Tuppy hobbled through the first training run on Tuesday and posed in the team photograph, but on Thursday morning he told the selectors he was not fit to play.

He sat in the stands and watched Don Clarke kick six penalties to cancel out the Lions four tries.

The referee was Alan Fleury, a Dunedin bank manager who Tuppy later did business with. Tuppy laughs, “He was a better referee than he was a bank manager.”

Tuppy had intensive treatment on his ankle and was included in the All Blacks to play in the second Test in Wellington a month later but, even then there were complications. Diack was a specialist left wing. The only problem was that Ralph Caulton, the other wing, was, too.

“Jack Sullivan, the coach, came up to us and said ‘what’s up with you guys?’ and I said ‘we’re both left wings.'”


It was eventually decided that Diack would play on the right wing. For him, this became a costly decision.

“All the play went to Ralph’s wing and he scored two tries. It was one of those games. I was frustrated. I felt I hadn’t done myself justice. Don Clarke wasn’t kicking well and Wilson Whineray [captain] told me I would take the next one if Don missed again, but he kicked the next one and that was that. And, of course, Don scored the match-winning try.”

The All Blacks won 11-8 and Tuppy swapped jerseys with Lions centre Malcolm Price. He still has the jersey at home.
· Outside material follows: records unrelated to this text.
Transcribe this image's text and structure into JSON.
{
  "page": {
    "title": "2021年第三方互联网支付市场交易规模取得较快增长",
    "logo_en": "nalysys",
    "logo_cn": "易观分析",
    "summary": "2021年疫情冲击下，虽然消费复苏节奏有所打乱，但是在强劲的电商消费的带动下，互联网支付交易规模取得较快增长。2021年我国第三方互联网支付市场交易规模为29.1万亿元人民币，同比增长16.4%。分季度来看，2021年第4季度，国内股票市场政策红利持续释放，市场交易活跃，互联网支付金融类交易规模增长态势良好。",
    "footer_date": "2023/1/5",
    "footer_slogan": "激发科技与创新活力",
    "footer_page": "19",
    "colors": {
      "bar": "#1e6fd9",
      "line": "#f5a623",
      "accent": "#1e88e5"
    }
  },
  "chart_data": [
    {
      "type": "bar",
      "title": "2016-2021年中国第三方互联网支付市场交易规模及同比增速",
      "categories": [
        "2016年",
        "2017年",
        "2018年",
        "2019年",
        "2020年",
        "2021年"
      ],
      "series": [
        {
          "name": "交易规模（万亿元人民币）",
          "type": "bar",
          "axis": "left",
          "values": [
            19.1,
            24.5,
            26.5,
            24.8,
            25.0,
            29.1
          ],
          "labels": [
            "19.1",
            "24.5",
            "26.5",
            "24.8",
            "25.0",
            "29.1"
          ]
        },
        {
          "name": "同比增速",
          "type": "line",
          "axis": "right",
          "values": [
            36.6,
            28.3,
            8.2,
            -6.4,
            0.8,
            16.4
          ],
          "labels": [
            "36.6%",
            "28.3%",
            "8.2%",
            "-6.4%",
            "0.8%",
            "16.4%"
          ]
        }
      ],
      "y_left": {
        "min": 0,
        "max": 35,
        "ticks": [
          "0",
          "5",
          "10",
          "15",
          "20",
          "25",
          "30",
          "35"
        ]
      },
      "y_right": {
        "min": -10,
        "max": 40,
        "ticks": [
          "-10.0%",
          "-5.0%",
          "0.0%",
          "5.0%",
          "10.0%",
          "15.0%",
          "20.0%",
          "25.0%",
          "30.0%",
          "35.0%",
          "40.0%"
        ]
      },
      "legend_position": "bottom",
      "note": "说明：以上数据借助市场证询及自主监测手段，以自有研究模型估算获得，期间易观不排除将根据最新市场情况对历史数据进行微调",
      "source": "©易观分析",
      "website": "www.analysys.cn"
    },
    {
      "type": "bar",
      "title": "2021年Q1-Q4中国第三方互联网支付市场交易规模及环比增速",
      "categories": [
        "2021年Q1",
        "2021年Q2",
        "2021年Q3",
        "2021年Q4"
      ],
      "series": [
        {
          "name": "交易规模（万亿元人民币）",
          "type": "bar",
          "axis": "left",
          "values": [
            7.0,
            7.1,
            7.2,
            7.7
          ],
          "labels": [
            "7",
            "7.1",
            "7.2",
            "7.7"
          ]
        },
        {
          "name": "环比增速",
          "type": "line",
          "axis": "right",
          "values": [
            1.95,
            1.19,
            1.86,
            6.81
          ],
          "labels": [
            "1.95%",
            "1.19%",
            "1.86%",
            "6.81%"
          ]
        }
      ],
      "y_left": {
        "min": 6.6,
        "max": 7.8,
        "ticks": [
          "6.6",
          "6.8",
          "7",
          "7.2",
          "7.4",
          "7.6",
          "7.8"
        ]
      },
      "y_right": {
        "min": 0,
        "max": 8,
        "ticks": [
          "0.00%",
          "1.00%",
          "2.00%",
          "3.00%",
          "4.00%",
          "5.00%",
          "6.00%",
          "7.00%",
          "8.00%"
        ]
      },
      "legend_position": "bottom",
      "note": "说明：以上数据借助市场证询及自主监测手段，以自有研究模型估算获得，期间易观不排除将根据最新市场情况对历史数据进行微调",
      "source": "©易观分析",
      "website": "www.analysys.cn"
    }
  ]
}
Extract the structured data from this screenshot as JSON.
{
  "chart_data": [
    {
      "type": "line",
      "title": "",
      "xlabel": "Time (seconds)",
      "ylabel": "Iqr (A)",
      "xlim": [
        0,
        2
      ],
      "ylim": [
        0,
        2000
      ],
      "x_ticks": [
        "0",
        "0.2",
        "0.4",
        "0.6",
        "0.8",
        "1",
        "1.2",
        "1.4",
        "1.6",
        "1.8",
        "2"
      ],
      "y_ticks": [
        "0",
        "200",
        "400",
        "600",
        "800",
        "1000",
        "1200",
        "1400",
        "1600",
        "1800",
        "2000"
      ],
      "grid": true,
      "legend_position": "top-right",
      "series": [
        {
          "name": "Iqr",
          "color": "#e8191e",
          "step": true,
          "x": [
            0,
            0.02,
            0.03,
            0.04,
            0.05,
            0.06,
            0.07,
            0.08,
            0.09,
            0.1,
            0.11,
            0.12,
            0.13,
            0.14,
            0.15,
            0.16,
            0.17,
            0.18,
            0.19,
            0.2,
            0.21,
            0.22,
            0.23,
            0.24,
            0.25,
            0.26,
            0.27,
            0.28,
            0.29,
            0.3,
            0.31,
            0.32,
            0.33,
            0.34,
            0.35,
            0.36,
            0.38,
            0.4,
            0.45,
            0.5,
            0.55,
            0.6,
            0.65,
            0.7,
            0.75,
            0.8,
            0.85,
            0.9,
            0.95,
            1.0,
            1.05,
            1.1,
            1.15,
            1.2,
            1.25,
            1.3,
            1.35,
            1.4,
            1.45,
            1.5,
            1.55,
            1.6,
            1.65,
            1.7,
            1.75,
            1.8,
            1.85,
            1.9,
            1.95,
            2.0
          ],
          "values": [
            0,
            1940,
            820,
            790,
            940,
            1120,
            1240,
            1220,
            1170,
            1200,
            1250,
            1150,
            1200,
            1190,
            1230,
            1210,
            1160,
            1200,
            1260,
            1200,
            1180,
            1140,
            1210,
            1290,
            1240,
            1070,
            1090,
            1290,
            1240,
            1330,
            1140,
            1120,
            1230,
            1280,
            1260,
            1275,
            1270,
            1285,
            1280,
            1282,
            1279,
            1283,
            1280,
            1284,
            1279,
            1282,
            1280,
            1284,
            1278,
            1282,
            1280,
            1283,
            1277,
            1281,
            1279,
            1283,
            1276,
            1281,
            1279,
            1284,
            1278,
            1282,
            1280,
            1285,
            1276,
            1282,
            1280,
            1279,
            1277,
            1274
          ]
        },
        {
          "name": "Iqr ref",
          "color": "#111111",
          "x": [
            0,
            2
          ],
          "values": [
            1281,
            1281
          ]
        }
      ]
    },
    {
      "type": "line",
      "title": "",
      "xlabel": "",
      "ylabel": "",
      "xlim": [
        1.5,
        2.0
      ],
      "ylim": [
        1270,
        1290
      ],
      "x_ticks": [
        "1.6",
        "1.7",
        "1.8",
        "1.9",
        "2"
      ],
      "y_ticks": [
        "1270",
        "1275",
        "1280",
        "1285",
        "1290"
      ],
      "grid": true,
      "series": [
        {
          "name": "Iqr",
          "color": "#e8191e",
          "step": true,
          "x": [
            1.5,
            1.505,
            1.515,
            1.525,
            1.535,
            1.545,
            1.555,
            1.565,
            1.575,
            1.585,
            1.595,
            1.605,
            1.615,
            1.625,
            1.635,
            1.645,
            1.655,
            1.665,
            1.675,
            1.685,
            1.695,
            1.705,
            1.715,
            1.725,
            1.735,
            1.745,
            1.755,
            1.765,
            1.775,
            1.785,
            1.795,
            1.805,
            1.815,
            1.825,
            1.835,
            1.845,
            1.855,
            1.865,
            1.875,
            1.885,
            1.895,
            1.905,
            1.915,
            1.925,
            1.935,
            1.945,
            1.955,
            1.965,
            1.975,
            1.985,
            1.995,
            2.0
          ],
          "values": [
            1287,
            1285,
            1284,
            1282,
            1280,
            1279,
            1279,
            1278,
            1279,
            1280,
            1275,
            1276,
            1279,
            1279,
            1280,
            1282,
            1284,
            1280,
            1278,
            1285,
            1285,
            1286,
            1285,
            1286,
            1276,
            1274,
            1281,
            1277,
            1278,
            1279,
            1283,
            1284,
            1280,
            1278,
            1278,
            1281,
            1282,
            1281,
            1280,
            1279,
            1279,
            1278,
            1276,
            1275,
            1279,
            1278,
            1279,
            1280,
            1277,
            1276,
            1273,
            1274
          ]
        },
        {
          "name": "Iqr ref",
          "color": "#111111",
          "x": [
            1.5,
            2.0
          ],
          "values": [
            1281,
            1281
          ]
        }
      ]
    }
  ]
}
It proved to be the only Test he played.

Frank McMullen replaced Tuppy for the third Test, Caulton scored another two tries and the rest is history.

Though that’s not where the story ends for Tuppy.

He trained hard over summer and was desperately disappointed to miss the All Blacks’ 1960 tour of South Africa.

“I ran 10.1 seconds for the 100 yards at a meeting at Tuatapere on New Year’s Day. I was really disappointed to miss out. I thought I could have made a difference on that tour.”


Strapping Dennis Cameron from Mid-Canterbury was selected on the wing instead. Cameron was not a success on tour. He suffered a broken hand in the second of his two preliminary matches in Australia and did not appear in South Africa until the ninth match and by then he was clearly not in the running for a first team place.

In South Africa he played in only six matches and failed to score a try.

In fact, the very first try of the tour was scored by Wallaby Eddie Stapleton playing for the All Blacks against Queensland, such was the All Blacks injury crisis.

In 1963, Otago beat England 14-9 and Tuppy kicked a 50-yard penalty goal.

In 1964, Tuppy played his 100th game for Otago, a 6-3 win over Taranaki in New Plymouth. The Otago Rugby Football Union presented him with a silver tea service as a memento.

He retired later that year as Otago’s leading points scorer (746). He remained the leading points scorer until he was passed by All Blacks Laurie Mains (967) and Greg Cooper (1520).

He regards the 1959 Lions’ Tony O’Reilly and Peter Jackson, and 1956 Springbok Paul Johnstone, as the best international wings he opposed, and Ron Jarden (Wellington), Ray Todd (Southland) and Ross Smith (Canterbury) as the leading wings he played against at provincial level.


For 28 years Tuppy taught at John McGlashan College, including 13 years as the deputy headmaster. Tuppy laughs, “Dealing with the naughty boys was my job.”

Despite four hip replacement operations and two knee replacements, Tuppy was coaching into his eighties at the University club where he is a life member. He has strong views about the modern game.

He says the scrums are a “shambles” and the suggestion of Billy Bush to allow props to put their hand on the ground should be accepted. But Tuppy asks, “How can you get hold of a wetsuit?”

He also laments some modern back play.

“The forwards have developed their handling skills and athletic ability. But the backs are a lot more confrontational now, a lot like league, and a lot can’t kick off either foot. There aren’t the evasive, elusive runners there used to be.”

“There is not so much space for backs these days and there is a lot of aimless kicking. I’m surprised they don’t make more use of the blindside.”

Tuppy and his wife of 62 years, Margaret, have three children. They live quietly in retirement at St. Clair.